En fait, si on veut faire une analyse vraiment
rigoureuse du problème, le cadre est assez complexe : a priori, il
s'agit de calcul
propositionnel modal,
avec 16 modalités correspondant à le mathématicien nº1 sait que
jusqu'à le mathématicien nº16 sait que
(heureusement vérifiant
le système standard S5 de la logique modale). Et les modèles
d'une telle chose sont, en vérité, assez compliqués.
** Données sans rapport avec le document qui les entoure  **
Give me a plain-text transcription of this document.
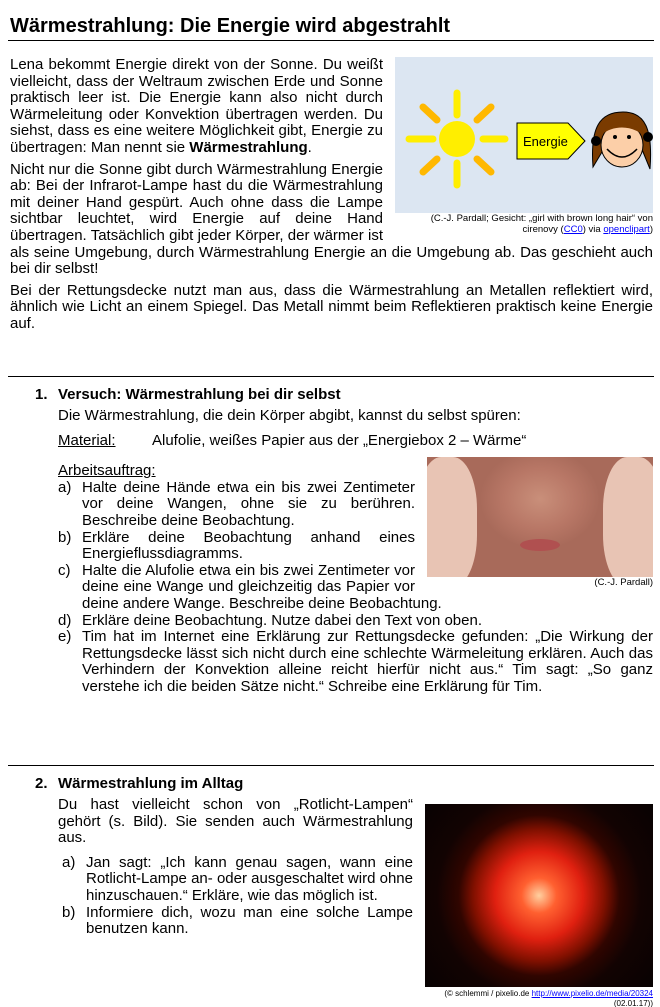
Wärmestrahlung: Die Energie wird abgestrahlt
Energie
(C.-J. Pardall; Gesicht: „girl with brown long hair“ von cirenovy (CC0) via openclipart)

Lena bekommt Energie direkt von der Sonne. Du weißt vielleicht, dass der Weltraum zwischen Erde und Sonne praktisch leer ist. Die Energie kann also nicht durch Wärmeleitung oder Konvektion übertragen werden. Du siehst, dass es eine weitere Möglichkeit gibt, Energie zu übertragen: Man nennt sie Wärmestrahlung.

Nicht nur die Sonne gibt durch Wärmestrahlung Energie ab: Bei der Infrarot-Lampe hast du die Wärmestrahlung mit deiner Hand gespürt. Auch ohne dass die Lampe sichtbar leuchtet, wird Energie auf deine Hand übertragen. Tatsächlich gibt jeder Körper, der wärmer ist als seine Umgebung, durch Wärmestrahlung Energie an die Umgebung ab. Das geschieht auch bei dir selbst!

Bei der Rettungsdecke nutzt man aus, dass die Wärmestrahlung an Metallen reflektiert wird, ähnlich wie Licht an einem Spiegel. Das Metall nimmt beim Reflektieren praktisch keine Energie auf.

1. Versuch: Wärmestrahlung bei dir selbst

Die Wärmestrahlung, die dein Körper abgibt, kannst du selbst spüren:

Material: Alufolie, weißes Papier aus der „Energiebox 2 – Wärme“

(C.-J. Pardall)
Arbeitsauftrag:
a) Halte deine Hände etwa ein bis zwei Zentimeter vor deine Wangen, ohne sie zu berühren. Beschreibe deine Beobachtung.
b) Erkläre deine Beobachtung anhand eines Energieflussdiagramms.
c) Halte die Alufolie etwa ein bis zwei Zentimeter vor deine eine Wange und gleichzeitig das Papier vor deine andere Wange. Beschreibe deine Beobachtung.
d) Erkläre deine Beobachtung. Nutze dabei den Text von oben.
e) Tim hat im Internet eine Erklärung zur Rettungsdecke gefunden: „Die Wirkung der Rettungsdecke lässt sich nicht durch eine schlechte Wärmeleitung erklären. Auch das Verhindern der Konvektion alleine reicht hierfür nicht aus.“ Tim sagt: „So ganz verstehe ich die beiden Sätze nicht.“ Schreibe eine Erklärung für Tim.
2. Wärmestrahlung im Alltag
(© schlemmi / pixelio.de http://www.pixelio.de/media/20324
(02.01.17))

Du hast vielleicht schon von „Rotlicht-Lampen“ gehört (s. Bild). Sie senden auch Wärmestrahlung aus.

a) Jan sagt: „Ich kann genau sagen, wann eine Rotlicht-Lampe an- oder ausgeschaltet wird ohne hinzuschauen.“ Erkläre, wie das möglich ist.
b) Informiere dich, wozu man eine solche Lampe benutzen kann.
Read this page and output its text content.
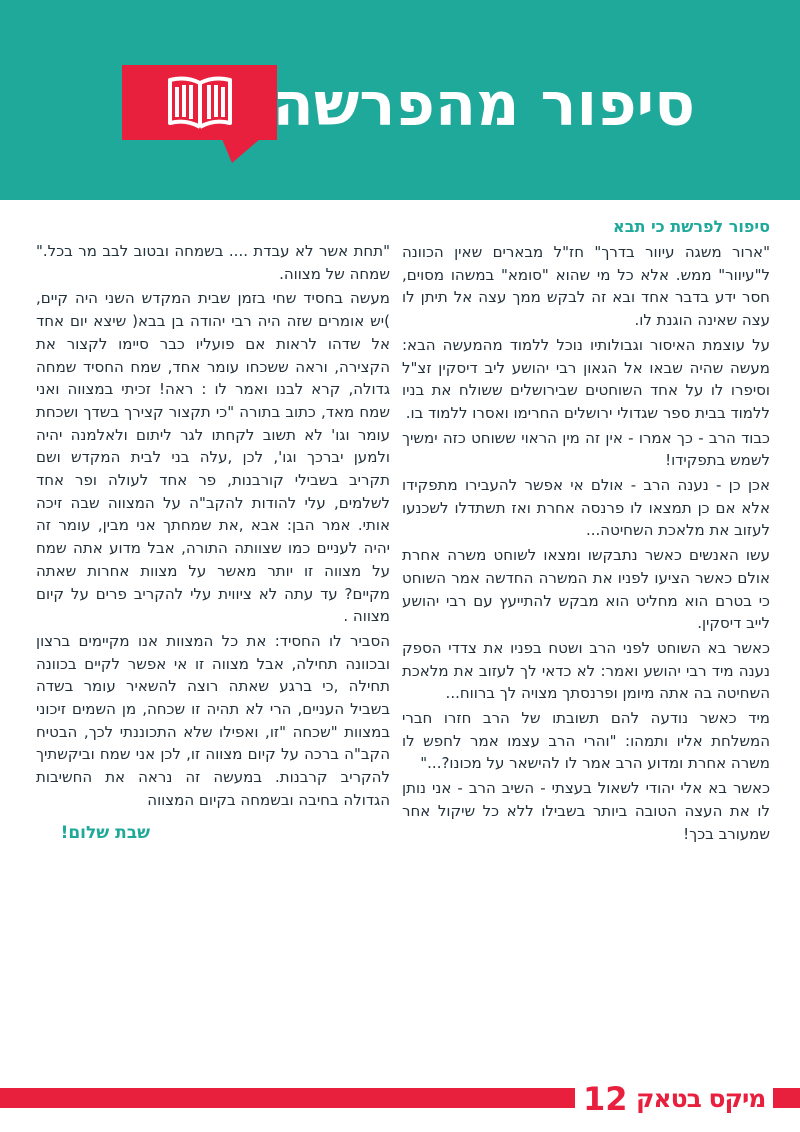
סיפור מהפרשה

סיפור לפרשת כי תבא

"ארור משגה עיוור בדרך" חז"ל מבארים שאין הכוונה ל"עיוור" ממש. אלא כל מי שהוא "סומא" במשהו מסוים, חסר ידע בדבר אחד ובא זה לבקש ממך עצה אל תיתן לו עצה שאינה הוגנת לו.

על עוצמת האיסור וגבולותיו נוכל ללמוד מהמעשה הבא: מעשה שהיה שבאו אל הגאון רבי יהושע ליב דיסקין זצ"ל וסיפרו לו על אחד השוחטים שבירושלים ששולח את בניו ללמוד בבית ספר שגדולי ירושלים החרימו ואסרו ללמוד בו.

כבוד הרב - כך אמרו - אין זה מין הראוי ששוחט כזה ימשיך לשמש בתפקידו!

אכן כן - נענה הרב - אולם אי אפשר להעבירו מתפקידו אלא אם כן תמצאו לו פרנסה אחרת ואז תשתדלו לשכנעו לעזוב את מלאכת השחיטה...

עשו האנשים כאשר נתבקשו ומצאו לשוחט משרה אחרת אולם כאשר הציעו לפניו את המשרה החדשה אמר השוחט כי בטרם הוא מחליט הוא מבקש להתייעץ עם רבי יהושע לייב דיסקין.

כאשר בא השוחט לפני הרב ושטח בפניו את צדדי הספק נענה מיד רבי יהושע ואמר: לא כדאי לך לעזוב את מלאכת השחיטה בה אתה מיומן ופרנסתך מצויה לך ברווח...

מיד כאשר נודעה להם תשובתו של הרב חזרו חברי המשלחת אליו ותמהו: "והרי הרב עצמו אמר לחפש לו משרה אחרת ומדוע הרב אמר לו להישאר על מכונו?..."

כאשר בא אלי יהודי לשאול בעצתי - השיב הרב - אני נותן לו את העצה הטובה ביותר בשבילו ללא כל שיקול אחר שמעורב בכך!

"תחת אשר לא עבדת .... בשמחה ובטוב לבב מר בכל." שמחה של מצווה.

מעשה בחסיד שחי בזמן שבית המקדש השני היה קיים, )יש אומרים שזה היה רבי יהודה בן בבא( שיצא יום אחד אל שדהו לראות אם פועליו כבר סיימו לקצור את הקצירה, וראה ששכחו עומר אחד, שמח החסיד שמחה גדולה, קרא לבנו ואמר לו : ראה! זכיתי במצווה ואני שמח מאד, כתוב בתורה "כי תקצור קצירך בשדך ושכחת עומר וגו' לא תשוב לקחתו לגר ליתום ולאלמנה יהיה ולמען יברכך וגו', לכן ,עלה בני לבית המקדש ושם תקריב בשבילי קורבנות, פר אחד לעולה ופר אחד לשלמים, עלי להודות להקב"ה על המצווה שבה זיכה אותי. אמר הבן: אבא ,את שמחתך אני מבין, עומר זה יהיה לעניים כמו שצוותה התורה, אבל מדוע אתה שמח על מצווה זו יותר מאשר על מצוות אחרות שאתה מקיים? עד עתה לא ציווית עלי להקריב פרים על קיום מצווה .

הסביר לו החסיד: את כל המצוות אנו מקיימים ברצון ובכוונה תחילה, אבל מצווה זו אי אפשר לקיים בכוונה תחילה ,כי ברגע שאתה רוצה להשאיר עומר בשדה בשביל העניים, הרי לא תהיה זו שכחה, מן השמים זיכוני במצוות "שכחה "זו, ואפילו שלא התכוננתי לכך, הבטיח הקב"ה ברכה על קיום מצווה זו, לכן אני שמח וביקשתיך להקריב קרבנות. במעשה זה נראה את החשיבות הגדולה בחיבה ובשמחה בקיום המצווה

שבת שלום!

12 מיקס בטאק
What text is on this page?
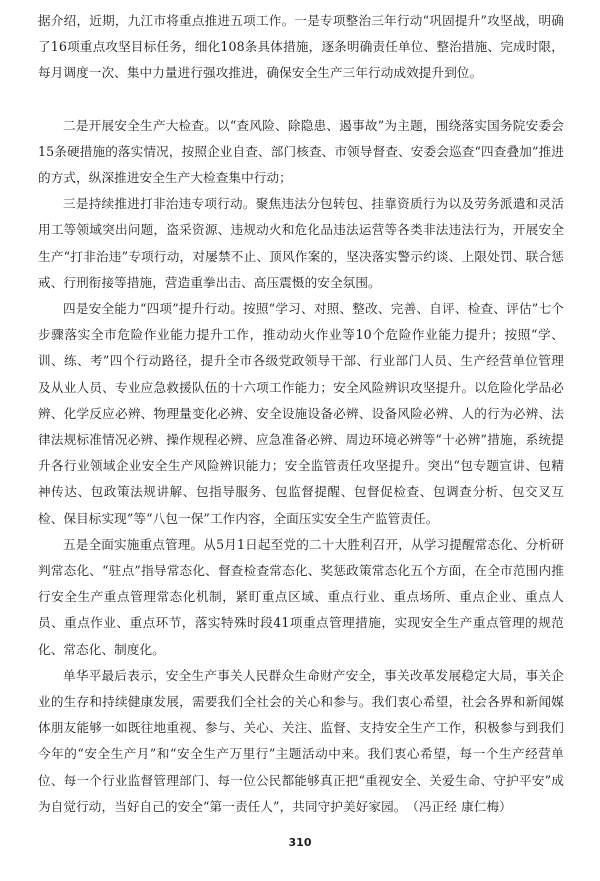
据介绍，近期，九江市将重点推进五项工作。一是专项整治三年行动“巩固提升”攻坚战，明确了16项重点攻坚目标任务，细化108条具体措施，逐条明确责任单位、整治措施、完成时限，每月调度一次、集中力量进行强攻推进，确保安全生产三年行动成效提升到位。

二是开展安全生产大检查。以“查风险、除隐患、遏事故”为主题，围绕落实国务院安委会15条硬措施的落实情况，按照企业自查、部门核查、市领导督查、安委会巡查“四查叠加”推进的方式，纵深推进安全生产大检查集中行动；

三是持续推进打非治违专项行动。聚焦违法分包转包、挂靠资质行为以及劳务派遣和灵活用工等领域突出问题，盗采资源、违规动火和危化品违法运营等各类非法违法行为，开展安全生产“打非治违”专项行动，对屡禁不止、顶风作案的，坚决落实警示约谈、上限处罚、联合惩戒、行刑衔接等措施，营造重拳出击、高压震慑的安全氛围。

四是安全能力“四项”提升行动。按照“学习、对照、整改、完善、自评、检查、评估”七个步骤落实全市危险作业能力提升工作，推动动火作业等10个危险作业能力提升；按照“学、训、练、考”四个行动路径，提升全市各级党政领导干部、行业部门人员、生产经营单位管理及从业人员、专业应急救援队伍的十六项工作能力；安全风险辨识攻坚提升。以危险化学品必辨、化学反应必辨、物理量变化必辨、安全设施设备必辨、设备风险必辨、人的行为必辨、法律法规标准情况必辨、操作规程必辨、应急准备必辨、周边环境必辨等“十必辨”措施，系统提升各行业领域企业安全生产风险辨识能力；安全监管责任攻坚提升。突出“包专题宣讲、包精神传达、包政策法规讲解、包指导服务、包监督提醒、包督促检查、包调查分析、包交叉互检、保目标实现”等“八包一保”工作内容，全面压实安全生产监管责任。

五是全面实施重点管理。从5月1日起至党的二十大胜利召开，从学习提醒常态化、分析研判常态化、“驻点”指导常态化、督查检查常态化、奖惩政策常态化五个方面，在全市范围内推行安全生产重点管理常态化机制，紧盯重点区域、重点行业、重点场所、重点企业、重点人员、重点作业、重点环节，落实特殊时段41项重点管理措施，实现安全生产重点管理的规范化、常态化、制度化。

单华平最后表示，安全生产事关人民群众生命财产安全，事关改革发展稳定大局，事关企业的生存和持续健康发展，需要我们全社会的关心和参与。我们衷心希望，社会各界和新闻媒体朋友能够一如既往地重视、参与、关心、关注、监督、支持安全生产工作，积极参与到我们今年的“安全生产月”和“安全生产万里行”主题活动中来。我们衷心希望，每一个生产经营单位、每一个行业监督管理部门、每一位公民都能够真正把“重视安全、关爱生命、守护平安”成为自觉行动，当好自己的安全“第一责任人”，共同守护美好家园。 （冯正经 康仁梅）

310
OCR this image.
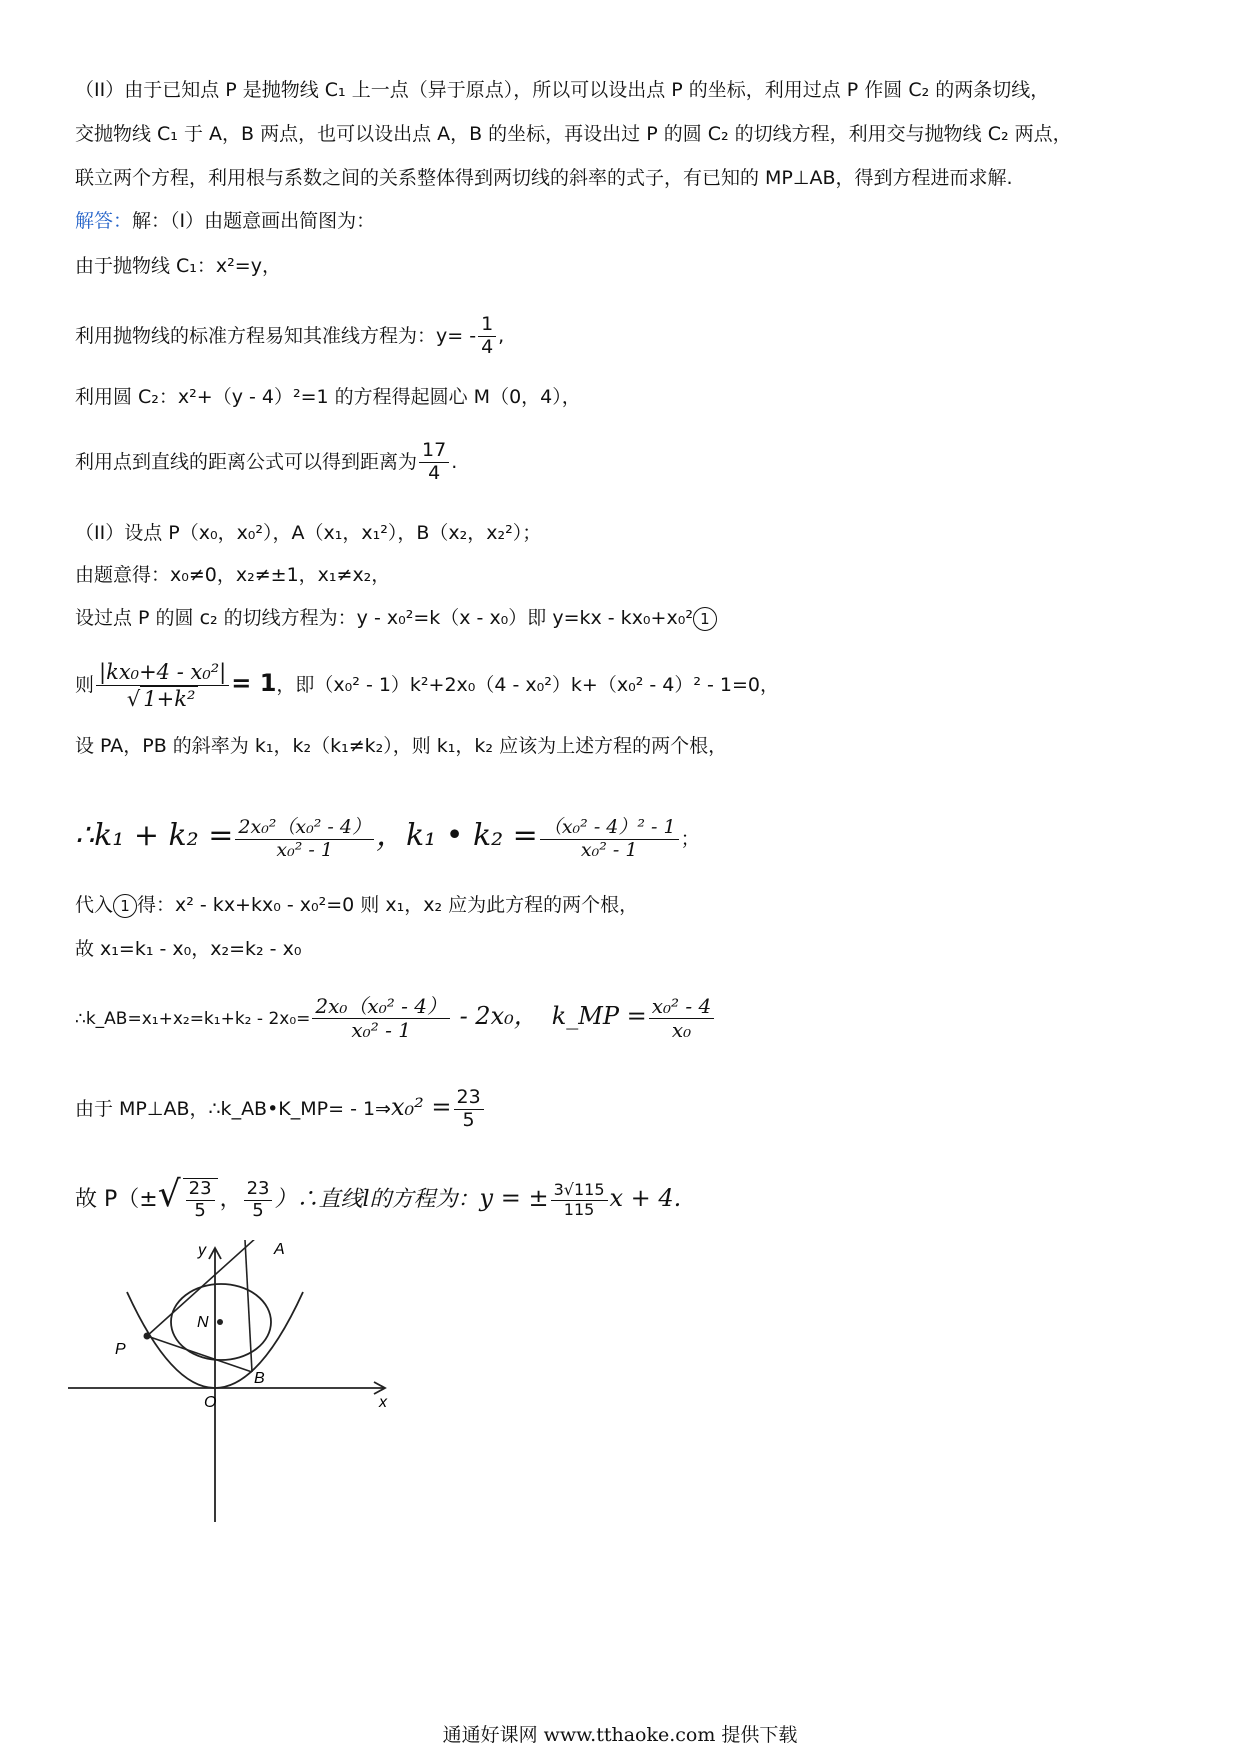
（II）由于已知点 P 是抛物线 C₁ 上一点（异于原点），所以可以设出点 P 的坐标，利用过点 P 作圆 C₂ 的两条切线，
交抛物线 C₁ 于 A，B 两点，也可以设出点 A，B 的坐标，再设出过 P 的圆 C₂ 的切线方程，利用交与抛物线 C₂ 两点，
联立两个方程，利用根与系数之间的关系整体得到两切线的斜率的式子，有已知的 MP⊥AB，得到方程进而求解.
解答：解：（I）由题意画出简图为：
由于抛物线 C₁：x²=y，
利用抛物线的标准方程易知其准线方程为：$y= - \frac{1}{4}$ ,
利用圆 C₂：x²+（y - 4）²=1 的方程得起圆心 M（0，4），
利用点到直线的距离公式可以得到距离为 $\frac{17}{4}$ .
（II）设点 P（x₀，x₀²），A（x₁，x₁²），B（x₂，x₂²）；
由题意得：x₀≠0，x₂≠±1，x₁≠x₂，
设过点 P 的圆 c₂ 的切线方程为：y - x₀²=k（x - x₀）即 y=kx - kx₀+x₀² 1
则 $\frac{\text{|kx₀+4 - x₀²|}}{\text{√ 1+k²}} = 1$，即（x₀² - 1）k²+2x₀（4 - x₀²）k+（x₀² - 4）² - 1=0，
设 PA，PB 的斜率为 k₁，k₂（k₁≠k₂），则 k₁，k₂ 应该为上述方程的两个根，
∴k₁ + $k_2 = \frac{\text{2x₀²（x₀² - 4）}}{\text{x₀² - 1}}$ ，k₁ • $k_2 = \frac{\text{（x₀² - 4）² - 1}}{\text{x₀² - 1}}$ ；
代入 1 得：x² - kx+kx₀ - x₀²=0 则 x₁，x₂ 应为此方程的两个根，
故 x₁=k₁ - x₀，x₂=k₂ - x₀
∴k_AB=x₁+x₂=k₁+k₂ - $2x_0= \frac{\text{2x₀（x₀² - 4）}}{\text{x₀² - 1}} - 2x_0$， k_MP = $\frac{\text{x₀² - 4}}{\text{x₀}}$
由于 MP⊥AB，∴k_AB•K_MP= - 1⇒x₀² = $\frac{23}{5}$
故 $P(\pm√ \frac{23}{5}$ ， $\frac{23}{5}$ ）∴直线l的方程为：y = ± $\frac{3√115}{115}$ x + 4.
y	A
N
P
B
O	x
通通好课网 www.tthaoke.com 提供下载
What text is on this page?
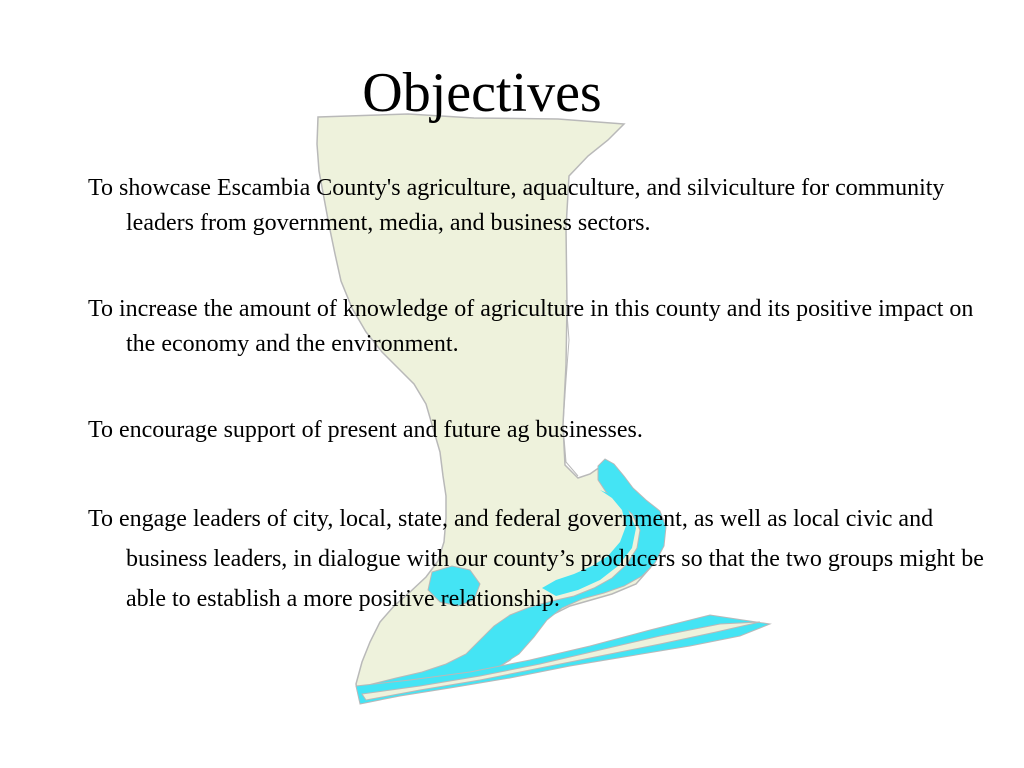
Objectives
To showcase Escambia County's agriculture, aquaculture, and silviculture for community leaders from government, media, and business sectors.
To increase the amount of knowledge of agriculture in this county and its positive impact on the economy and the environment.
To encourage support of present and future ag businesses.
To engage leaders of city, local, state, and federal government, as well as local civic and business leaders, in dialogue with our county’s producers so that the two groups might be able to establish a more positive relationship.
Par exemple, si
on veut décrire l'ensemble de toutes les configurations possibles, ce
n'est pas très aisé : rien qu'avec un mathématicien, il y a douze
« états » possibles (le mathématicien a un chapeau blanc et ne sait
rien sur la couleur de celui-ci, il a un chapeau blanc et il sait
qu'il n'est pas rouge, il a un chapeau blanc et il sait qu'il n'est
pas noir, il a un chapeau blanc et il sait qu'il est blanc, et de
façon analogue pour chacune des deux autres couleurs) ; pour deux
mathématiciens, il faut tenir compte non seulement de la couleur du
chapeau de chacun, et de ce qu'il en sait, mais aussi de ce que
l'autre sait qu'il en sait, et ainsi de suite jusqu'à un niveau
arbitrairement élevé, ce qui fait une infinité de possibilités — il y
a certainement des façons intelligentes de définir des états
« utiles » en nombre fini, mais je n'ai pas les idées complètement
claires.
On peut aussi penser au problème sous un angle vaguement
algorithmique, si un mathématicien voit p autres
mathématiciens ayant un chapeau blanc, q avec un chapeau
rouge, et r avec un chapeau noir, en fonction de ce qui a
été annoncé aux tours précédents, que doit-il mettre dans son
enveloppe ? Ce qui est assez étonnant, c'est que si les
mathématiciens avaient l'occasion de se concerter entre eux (avant de
recevoir les chapeaux, évidemment, mais après avoir reçu
l'indication il y a au moins un chapeau de chaque couleur
, ou
pour être exactement identique à ce que j'ai écrit, il y a au moins
deux chapeaux de chaque couleur
), leur stratégie serait de toute
façon la même : cette concertation ne sert à rien. (Elle est utile,
en revanche, s'ils ne reçoivent aucune indication : dans ce cas, ils
peuvent décider de prendre le risque de mourir si le Docteur No a cité
une couleur pour laquelle il n'a placé aucun chapeau.)
[#] Sans doute dans une des colonnes mathématiques de l'âge d'or de Scientific American : Mathematical Games de Martin Gardner, Metamagical Themas de Douglas Hofstadter ou bien Mathematical Recreations d'Ian Stewart.